Costruito su un'isola che non esisteva e perennemente condannato a sprofondare nel Pacifico, il Kansai International Airport di Osaka è l'aeroporto più costoso al mondo. Questo gigante d'acciaio, costruito su un’isola artificiale e inaugurato nel 1994, è firmato Renzo Piano e sorge a quasi 4 km dalla costa, nel bel mezzo della baia. Per realizzare l'isola furono movimentati 430 milioni di metri cubi di roccia, piantati oltre un milione di pali e installati 48mila tetrapodi frangiflutti. Un’opera senza precedenti, nata dalla necessità di liberare l’aeroporto di Osaka-Itami dai voli internazionali e dal traffico notturno, impossibile sulla terraferma a causa del rumore. Il prezzo per la sua costruzione fu vertiginoso, tra i 13 e 17 miliardi di euro, al punto da rendere il Kansai una delle infrastrutture civili più costose mai realizzate.

Una scommessa contro la natura

Il Kansai International Airport non è solo un aeroporto, ma è una scommessa folle contro la natura. Sopra l’isola che lentamente sprofonda, Renzo Piano progettò un terminal lungo 1,7 km, all’epoca il più lungo del mondo. Il tetto ondulato, studiato con l’ingegnere Peter Rice, accompagna i flussi d’aria senza bisogno di condotti a vista, mentre 42 gate si aprono lungo l’edificio come le ali di un aliante. La struttura fu pensata per adattarsi al movimento del terreno e circa 900 colonne telescopiche permettono di compensare i cedimenti dell’isola. Negli anni il Kansai ha dovuto affrontare prove estreme. Nel gennaio 1995 ha resistito al terremoto di Kobe di magnitudo 7, con l’epicentro a soli 20 chilometri di distanza, mentre nel 1998 ha affrontato un tifone con venti da 200 chilometri orari.

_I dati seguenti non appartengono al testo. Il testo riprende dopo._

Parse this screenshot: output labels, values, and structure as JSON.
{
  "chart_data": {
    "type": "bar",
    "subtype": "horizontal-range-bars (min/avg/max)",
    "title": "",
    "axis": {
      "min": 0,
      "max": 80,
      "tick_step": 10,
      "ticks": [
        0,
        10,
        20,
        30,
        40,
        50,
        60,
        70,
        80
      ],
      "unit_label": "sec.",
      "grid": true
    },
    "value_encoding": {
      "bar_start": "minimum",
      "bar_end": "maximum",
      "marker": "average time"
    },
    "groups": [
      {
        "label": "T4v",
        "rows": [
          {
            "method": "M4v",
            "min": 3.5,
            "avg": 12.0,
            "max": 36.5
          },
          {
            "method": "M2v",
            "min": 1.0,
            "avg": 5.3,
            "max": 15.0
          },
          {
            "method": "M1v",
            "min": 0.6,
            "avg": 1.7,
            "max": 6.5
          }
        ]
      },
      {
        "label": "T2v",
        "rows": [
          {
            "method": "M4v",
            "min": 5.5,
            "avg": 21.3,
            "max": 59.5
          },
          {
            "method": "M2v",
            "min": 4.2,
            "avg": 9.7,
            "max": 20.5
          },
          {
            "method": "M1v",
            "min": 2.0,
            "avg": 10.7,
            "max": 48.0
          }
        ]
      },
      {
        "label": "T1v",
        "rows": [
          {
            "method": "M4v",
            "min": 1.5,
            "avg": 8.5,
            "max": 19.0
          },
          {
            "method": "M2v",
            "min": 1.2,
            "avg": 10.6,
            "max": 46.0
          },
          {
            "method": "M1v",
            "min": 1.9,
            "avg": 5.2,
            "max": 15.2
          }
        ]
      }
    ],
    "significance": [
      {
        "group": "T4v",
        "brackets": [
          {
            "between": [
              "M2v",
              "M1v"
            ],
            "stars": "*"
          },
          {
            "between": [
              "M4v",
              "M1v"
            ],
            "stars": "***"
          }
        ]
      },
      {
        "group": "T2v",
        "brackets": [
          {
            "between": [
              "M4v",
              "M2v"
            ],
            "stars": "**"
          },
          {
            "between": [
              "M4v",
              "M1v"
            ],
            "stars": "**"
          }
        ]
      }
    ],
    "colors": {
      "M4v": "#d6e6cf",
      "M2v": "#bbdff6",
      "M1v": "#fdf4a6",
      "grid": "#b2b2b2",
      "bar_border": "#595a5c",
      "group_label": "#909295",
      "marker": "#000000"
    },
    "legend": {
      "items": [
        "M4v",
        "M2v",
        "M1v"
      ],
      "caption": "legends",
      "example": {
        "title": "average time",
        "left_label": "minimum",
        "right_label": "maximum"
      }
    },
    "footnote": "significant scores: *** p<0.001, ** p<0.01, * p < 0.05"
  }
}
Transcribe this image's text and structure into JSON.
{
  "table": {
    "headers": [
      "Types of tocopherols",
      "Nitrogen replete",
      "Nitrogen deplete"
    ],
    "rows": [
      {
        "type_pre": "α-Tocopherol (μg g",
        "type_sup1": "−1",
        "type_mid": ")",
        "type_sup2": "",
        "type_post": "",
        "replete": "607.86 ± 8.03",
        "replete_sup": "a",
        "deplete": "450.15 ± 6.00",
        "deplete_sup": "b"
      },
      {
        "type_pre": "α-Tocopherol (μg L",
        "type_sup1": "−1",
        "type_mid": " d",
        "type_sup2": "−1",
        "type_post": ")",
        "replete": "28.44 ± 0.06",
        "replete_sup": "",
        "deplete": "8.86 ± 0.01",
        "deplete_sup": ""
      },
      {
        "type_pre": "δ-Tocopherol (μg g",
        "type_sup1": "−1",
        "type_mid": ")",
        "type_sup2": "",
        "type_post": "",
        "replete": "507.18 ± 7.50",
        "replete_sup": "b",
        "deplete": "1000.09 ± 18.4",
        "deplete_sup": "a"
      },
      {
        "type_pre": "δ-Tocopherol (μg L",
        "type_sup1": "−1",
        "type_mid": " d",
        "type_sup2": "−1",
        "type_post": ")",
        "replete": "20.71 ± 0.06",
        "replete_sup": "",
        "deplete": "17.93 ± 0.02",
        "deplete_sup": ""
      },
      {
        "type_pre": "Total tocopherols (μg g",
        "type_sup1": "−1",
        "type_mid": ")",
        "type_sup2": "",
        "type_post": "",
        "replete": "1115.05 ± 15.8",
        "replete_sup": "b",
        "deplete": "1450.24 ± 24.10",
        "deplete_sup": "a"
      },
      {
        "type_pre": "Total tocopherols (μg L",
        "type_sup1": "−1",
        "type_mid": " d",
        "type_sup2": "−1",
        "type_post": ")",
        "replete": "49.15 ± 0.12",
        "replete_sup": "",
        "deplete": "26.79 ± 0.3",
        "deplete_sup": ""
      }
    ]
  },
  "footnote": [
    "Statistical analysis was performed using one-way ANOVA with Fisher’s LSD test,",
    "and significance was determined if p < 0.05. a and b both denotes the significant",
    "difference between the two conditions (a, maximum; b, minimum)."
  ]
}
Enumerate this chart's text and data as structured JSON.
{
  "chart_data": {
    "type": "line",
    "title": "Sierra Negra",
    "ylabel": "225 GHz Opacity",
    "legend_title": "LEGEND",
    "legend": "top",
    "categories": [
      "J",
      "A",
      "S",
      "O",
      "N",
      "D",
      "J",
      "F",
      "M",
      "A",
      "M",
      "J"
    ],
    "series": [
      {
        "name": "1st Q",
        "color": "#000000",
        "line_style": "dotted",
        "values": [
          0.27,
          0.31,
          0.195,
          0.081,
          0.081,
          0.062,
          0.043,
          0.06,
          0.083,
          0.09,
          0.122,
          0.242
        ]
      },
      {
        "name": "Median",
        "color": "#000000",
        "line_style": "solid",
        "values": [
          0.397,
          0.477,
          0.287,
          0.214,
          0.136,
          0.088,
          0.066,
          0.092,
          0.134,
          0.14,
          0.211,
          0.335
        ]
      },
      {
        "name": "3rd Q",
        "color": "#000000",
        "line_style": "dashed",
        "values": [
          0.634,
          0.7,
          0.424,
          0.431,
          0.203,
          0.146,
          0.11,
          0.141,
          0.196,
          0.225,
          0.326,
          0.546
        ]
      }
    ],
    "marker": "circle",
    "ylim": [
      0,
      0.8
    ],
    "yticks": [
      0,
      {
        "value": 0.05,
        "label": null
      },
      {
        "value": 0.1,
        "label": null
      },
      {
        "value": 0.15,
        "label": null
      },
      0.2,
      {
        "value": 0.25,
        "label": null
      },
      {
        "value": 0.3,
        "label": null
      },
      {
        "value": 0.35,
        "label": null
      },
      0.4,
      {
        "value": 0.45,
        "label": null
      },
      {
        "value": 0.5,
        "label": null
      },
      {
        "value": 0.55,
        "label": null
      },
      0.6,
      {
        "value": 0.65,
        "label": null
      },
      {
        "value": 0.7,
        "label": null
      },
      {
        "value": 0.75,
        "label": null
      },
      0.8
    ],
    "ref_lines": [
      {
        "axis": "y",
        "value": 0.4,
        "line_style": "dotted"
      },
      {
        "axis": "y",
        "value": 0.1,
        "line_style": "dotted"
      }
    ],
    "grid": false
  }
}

Il terminal ha resistito, mentre sotto di lui la terra ha continuato a sprofondare lentamente.

Record sul nastro bagagli

Il record più curioso del Kansai non riguarda né l’architettura né l’ingegneria, bensì le valigie. Secondo i dati diffusi dallo scalo, dal 1994 a oggi il sistema di gestione dei bagagli ha movimentato decine di milioni di valigie senza mai smarrirne nessuna. Un risultato sorprendente per un aeroporto che, al momento dell’apertura, chiedeva alle compagnie fino a 10mila dollari per far atterrare un Boeing 747, contro i 2.500 del JFK di New York e gli 8.500 di Narita. Oggi il Kansai International Airport è così un concentrato di estremi: il costo enorme, l’isola artificiale, l'architettura di Renzo Piano, la sfida continua contro il cedimento del terreno e la precisione che si misura sul nastro bagagli.